Il y a en fait deux chutes : les plus celèbres et les plus grandes font un grand quart de cercle et plein plein plein de brume, l'autre est plus petite et romantique, elle gambade joyeusement sur des cailloux (comprenez qu'elle bouillonne et s'écrase sur des énormes rochers qui à mon avis ne vont pas tenir le coup longtemps).

Nous n'avons pas pris de photos de la ville, c'est dommage car c'est vraiment très moche. Nous avons fini la journée dans un "factory outlet", les magasins d'usine pas chers. Jérémie s'est acheté plein de trucs et moi rien. Et j'ai un scoop : des gens faisait la queue AVANT de rentrer dans une boutique ! Complétement dingue ! Une tentative de panorama pour finir:

Retour à Oakville où Nora (la mère de Leann) avait fait un super repas à base de saumon canadien (de BC, la province la plus à l'ouest du Canada où se trouve Vancouver, juste au-dessus de l'état de Washington). Les garçons (Jérémie et John, le père de Leann) ont gagné à Cranium même si on (Leann et moi) a un peu triché... (n'importe quoi! Jérémie édite mes messages en douce et truque la réalité!!) Le soir nous avons fait un tour à Toronto. Le lendemain matin nous attendait un gros petit-déjeuner typique. Génial !! Pancakes, sirop d'érable, fraises... J'ai même pris une photo pour immortaliser ce grand moment.

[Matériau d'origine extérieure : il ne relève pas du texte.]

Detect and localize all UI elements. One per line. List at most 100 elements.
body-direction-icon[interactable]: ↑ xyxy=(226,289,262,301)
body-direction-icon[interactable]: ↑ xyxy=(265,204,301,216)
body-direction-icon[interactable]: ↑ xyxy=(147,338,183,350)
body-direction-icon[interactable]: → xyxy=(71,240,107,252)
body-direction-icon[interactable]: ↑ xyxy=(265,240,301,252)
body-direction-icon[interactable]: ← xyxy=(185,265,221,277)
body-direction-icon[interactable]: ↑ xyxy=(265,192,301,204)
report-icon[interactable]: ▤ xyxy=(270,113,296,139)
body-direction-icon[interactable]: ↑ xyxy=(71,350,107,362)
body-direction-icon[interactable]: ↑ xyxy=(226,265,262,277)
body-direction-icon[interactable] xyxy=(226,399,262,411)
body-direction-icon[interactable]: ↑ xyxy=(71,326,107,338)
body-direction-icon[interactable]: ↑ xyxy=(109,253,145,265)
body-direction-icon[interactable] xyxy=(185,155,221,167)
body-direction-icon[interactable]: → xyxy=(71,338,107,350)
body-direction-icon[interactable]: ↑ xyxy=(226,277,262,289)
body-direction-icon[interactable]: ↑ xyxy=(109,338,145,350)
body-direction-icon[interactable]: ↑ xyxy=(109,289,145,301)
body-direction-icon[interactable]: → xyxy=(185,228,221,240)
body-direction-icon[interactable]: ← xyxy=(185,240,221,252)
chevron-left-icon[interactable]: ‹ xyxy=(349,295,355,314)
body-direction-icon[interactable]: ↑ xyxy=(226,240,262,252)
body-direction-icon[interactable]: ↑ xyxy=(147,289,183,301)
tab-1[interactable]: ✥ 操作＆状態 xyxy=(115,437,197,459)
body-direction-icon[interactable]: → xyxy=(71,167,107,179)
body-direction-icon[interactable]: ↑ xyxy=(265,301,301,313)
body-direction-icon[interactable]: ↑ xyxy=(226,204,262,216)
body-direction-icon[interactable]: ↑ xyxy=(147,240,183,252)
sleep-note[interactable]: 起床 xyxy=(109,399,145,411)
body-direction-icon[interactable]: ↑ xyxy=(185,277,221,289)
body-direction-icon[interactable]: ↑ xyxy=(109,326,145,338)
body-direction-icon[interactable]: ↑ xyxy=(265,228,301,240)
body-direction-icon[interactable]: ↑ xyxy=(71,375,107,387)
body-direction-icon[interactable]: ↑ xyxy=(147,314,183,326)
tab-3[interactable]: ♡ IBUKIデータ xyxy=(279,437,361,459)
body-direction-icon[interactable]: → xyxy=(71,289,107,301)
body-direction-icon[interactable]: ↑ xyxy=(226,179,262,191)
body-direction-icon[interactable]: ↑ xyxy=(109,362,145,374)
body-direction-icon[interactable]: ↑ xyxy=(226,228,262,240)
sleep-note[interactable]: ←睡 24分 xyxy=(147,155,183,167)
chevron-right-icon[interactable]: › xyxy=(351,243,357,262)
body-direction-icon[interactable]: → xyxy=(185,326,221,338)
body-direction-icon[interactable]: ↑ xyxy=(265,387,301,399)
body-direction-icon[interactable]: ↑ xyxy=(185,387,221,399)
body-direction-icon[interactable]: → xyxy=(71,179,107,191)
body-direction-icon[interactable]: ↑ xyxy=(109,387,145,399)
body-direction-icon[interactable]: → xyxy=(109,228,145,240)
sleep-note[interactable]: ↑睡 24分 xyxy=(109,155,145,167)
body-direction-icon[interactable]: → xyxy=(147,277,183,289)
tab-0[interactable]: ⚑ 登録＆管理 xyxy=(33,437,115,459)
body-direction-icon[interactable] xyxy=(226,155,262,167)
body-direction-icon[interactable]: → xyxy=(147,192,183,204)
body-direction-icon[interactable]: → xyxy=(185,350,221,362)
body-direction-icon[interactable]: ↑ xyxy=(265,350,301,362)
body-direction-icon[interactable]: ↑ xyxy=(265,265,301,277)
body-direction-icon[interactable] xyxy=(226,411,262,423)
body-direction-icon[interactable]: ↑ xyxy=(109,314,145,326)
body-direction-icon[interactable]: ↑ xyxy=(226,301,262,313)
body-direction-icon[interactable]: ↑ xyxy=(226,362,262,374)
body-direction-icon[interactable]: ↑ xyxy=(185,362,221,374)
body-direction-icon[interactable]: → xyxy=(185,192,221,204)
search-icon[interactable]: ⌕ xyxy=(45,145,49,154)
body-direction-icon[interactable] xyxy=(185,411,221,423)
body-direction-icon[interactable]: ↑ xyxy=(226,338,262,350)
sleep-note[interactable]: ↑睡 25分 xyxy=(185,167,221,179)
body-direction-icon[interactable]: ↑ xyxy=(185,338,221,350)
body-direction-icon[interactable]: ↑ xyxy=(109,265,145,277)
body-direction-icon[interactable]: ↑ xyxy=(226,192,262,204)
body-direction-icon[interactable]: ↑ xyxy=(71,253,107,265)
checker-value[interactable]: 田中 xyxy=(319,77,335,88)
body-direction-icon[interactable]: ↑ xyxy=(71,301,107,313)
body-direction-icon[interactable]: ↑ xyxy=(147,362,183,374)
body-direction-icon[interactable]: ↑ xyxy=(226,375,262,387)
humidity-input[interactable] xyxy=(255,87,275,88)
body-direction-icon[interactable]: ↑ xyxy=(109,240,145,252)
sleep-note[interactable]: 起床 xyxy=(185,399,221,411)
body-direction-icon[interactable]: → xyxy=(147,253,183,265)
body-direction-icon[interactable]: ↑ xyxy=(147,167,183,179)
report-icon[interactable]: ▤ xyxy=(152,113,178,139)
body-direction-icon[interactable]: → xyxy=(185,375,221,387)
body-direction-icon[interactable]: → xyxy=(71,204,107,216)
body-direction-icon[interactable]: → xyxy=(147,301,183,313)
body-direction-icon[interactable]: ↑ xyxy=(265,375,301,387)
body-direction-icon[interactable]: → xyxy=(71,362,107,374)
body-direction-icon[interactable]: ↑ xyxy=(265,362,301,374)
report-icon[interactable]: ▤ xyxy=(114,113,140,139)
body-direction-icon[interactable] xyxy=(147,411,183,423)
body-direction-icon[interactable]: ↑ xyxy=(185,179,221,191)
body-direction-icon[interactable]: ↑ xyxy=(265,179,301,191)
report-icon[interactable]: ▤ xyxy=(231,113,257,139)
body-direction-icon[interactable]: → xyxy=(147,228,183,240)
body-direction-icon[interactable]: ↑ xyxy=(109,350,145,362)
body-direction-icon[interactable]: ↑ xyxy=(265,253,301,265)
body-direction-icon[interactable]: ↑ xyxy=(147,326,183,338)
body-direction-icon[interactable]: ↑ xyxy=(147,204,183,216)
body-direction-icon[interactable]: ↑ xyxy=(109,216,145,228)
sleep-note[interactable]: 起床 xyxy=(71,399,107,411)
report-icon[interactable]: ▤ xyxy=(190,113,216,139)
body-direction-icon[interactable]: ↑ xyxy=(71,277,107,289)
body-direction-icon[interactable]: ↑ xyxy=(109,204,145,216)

Je me suis sacrifiée pour finir le dernier pancake et nous sommes parti pour Toronto. Nous sommes montés en haut de la CN Tower qui entre autre record détient celui du plus haut cellier du monde et celui de la plus haute chute d'oeuf réussie (c'est à dire que l'oeuf était indemne au bout) du monde. Il y avait un plancher de verre à 300 mètres au dessus du vide, j'ai adoré... Nous nous sommes conduit en bon touriste comme vous pouvez le voir sur la photo ci dessous.

De là nous pouvions voir tout Toronto, plutôt sympa surtout que nous n'aurons pas le temps de visiter plus. Retour tout tristes à la maison, avec Leann qui va rendre visite à une amie qui habite à Montréal...
Encore merci à le famille Lapp de nous avoir si bien acceuillis à Oakville.